Soleus muscle MCT4 protein increased slightly (15%) from days 10 to 36 (P = 0.05). By 84 days, MCT4 protein was reduced by 60% from concentrations observed at day 10 (P < 0.05; Fig. 6A). There was then a further decrease until 1 yr of age when MCT4 fell to 10% of that observed on day 10 (P < 0.05). Thus, over the course of almost 1 yr (days 10-365), MCT4 concentrations were reduced by 90% (P < 0.05; Fig. 6A). Although MCT4 protein content was decreasing in soleus muscle, MCT4 mRNA increased. From day 10 until 84 days of age, MCT4 mRNA was increased by 74% (P < 0.05; Fig. 6B). Thereafter, the MCT4 mRNA abundance remained constant until 1 yr of age (Fig. 6B).Heart and soleus muscle GLUT-4.

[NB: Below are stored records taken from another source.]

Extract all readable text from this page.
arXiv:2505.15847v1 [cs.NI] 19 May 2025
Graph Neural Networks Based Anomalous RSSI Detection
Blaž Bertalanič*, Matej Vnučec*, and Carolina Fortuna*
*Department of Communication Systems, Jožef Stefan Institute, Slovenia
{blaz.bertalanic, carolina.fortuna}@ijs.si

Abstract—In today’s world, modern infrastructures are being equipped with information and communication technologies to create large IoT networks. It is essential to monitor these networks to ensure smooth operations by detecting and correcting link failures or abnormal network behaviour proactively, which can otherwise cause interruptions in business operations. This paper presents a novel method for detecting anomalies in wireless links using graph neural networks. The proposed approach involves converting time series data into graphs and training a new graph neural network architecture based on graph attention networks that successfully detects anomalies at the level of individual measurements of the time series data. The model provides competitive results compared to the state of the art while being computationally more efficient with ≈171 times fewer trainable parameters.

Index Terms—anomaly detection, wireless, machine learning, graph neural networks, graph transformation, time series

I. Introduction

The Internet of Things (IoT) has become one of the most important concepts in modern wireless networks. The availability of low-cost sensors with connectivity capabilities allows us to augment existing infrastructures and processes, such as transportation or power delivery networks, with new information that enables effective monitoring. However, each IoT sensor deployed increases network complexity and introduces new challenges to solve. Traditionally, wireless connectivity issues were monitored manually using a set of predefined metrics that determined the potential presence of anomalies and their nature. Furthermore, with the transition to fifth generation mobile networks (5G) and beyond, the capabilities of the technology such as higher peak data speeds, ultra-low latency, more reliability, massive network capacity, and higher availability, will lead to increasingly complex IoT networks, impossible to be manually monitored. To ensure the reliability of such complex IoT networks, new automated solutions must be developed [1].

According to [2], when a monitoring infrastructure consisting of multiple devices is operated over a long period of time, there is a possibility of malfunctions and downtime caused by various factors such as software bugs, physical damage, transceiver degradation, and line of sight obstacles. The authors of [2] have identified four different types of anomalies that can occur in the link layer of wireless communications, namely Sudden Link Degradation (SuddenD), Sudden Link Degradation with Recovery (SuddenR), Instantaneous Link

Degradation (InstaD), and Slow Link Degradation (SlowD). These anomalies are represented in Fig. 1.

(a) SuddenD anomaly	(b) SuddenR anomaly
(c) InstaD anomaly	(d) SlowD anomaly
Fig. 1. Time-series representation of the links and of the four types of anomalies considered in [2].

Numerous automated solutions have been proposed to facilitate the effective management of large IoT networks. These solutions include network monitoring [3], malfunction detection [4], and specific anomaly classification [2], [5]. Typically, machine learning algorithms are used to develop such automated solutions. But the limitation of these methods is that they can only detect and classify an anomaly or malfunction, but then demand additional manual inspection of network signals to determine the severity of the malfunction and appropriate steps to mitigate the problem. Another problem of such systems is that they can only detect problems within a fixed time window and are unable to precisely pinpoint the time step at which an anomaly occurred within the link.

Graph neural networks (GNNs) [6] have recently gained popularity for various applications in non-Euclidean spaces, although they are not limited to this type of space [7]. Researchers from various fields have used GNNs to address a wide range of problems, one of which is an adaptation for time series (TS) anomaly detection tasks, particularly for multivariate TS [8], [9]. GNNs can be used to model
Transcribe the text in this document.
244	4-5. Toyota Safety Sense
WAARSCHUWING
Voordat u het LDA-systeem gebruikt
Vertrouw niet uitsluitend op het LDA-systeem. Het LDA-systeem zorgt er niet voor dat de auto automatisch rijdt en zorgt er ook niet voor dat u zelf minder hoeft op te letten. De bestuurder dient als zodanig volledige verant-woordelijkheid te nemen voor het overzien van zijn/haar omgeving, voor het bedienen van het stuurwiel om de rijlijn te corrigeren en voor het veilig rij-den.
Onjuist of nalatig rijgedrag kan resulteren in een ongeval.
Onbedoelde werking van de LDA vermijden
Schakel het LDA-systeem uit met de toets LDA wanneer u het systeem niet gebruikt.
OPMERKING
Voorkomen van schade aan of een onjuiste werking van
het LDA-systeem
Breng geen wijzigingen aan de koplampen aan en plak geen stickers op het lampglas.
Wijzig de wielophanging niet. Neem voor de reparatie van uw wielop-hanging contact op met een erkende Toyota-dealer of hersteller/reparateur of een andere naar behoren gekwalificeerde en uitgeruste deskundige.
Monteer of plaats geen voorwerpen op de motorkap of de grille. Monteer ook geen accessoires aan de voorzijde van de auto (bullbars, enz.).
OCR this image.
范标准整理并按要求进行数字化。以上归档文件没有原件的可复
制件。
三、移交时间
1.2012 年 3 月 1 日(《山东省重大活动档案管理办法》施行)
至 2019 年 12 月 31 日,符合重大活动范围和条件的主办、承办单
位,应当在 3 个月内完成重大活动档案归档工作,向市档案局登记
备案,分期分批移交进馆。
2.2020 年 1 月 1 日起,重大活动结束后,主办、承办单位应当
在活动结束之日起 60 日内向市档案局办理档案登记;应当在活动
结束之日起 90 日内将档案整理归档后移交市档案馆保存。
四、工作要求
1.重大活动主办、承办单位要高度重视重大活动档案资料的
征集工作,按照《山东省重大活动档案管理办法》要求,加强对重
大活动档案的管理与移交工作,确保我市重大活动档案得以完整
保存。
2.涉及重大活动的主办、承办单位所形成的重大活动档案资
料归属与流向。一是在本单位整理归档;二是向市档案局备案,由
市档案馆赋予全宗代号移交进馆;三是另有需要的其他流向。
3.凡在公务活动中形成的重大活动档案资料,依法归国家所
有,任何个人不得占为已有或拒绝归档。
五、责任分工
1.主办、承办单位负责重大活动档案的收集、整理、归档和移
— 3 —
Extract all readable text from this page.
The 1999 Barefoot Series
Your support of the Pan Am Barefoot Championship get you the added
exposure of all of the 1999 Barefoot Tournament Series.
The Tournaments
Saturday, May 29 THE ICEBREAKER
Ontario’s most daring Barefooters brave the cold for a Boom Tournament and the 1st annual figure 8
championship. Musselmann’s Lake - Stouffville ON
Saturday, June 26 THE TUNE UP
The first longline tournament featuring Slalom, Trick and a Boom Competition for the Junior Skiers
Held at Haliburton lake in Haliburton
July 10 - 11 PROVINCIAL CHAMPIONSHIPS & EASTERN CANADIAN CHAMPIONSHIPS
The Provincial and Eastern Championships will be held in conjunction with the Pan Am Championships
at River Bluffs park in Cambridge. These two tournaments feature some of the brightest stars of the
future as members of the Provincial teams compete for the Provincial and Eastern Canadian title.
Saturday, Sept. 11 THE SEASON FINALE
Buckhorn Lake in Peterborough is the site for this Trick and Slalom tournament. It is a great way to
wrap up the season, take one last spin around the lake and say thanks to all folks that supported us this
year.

GLUT-4 protein increased rapidly from days 10 to
36 in heart (P < 0.05) and soleus muscle
(P < 0.05; Fig. 7). In
heart, a plateau was attained by day 36, whereas in soleus
this was not observed until day 84. Heart and soleus muscle
GLUT-4 transcripts also increased rapidly from days 10 to 36 (P < 0.05). In soleus muscle, a
plateau was attained by 160 days, but in the heart, GLUT-4 mRNA was
seen to increase from days 36 to 88 (P < 0.05) and from day 88 to 1 yr of age
(P < 0.05; Fig. 7).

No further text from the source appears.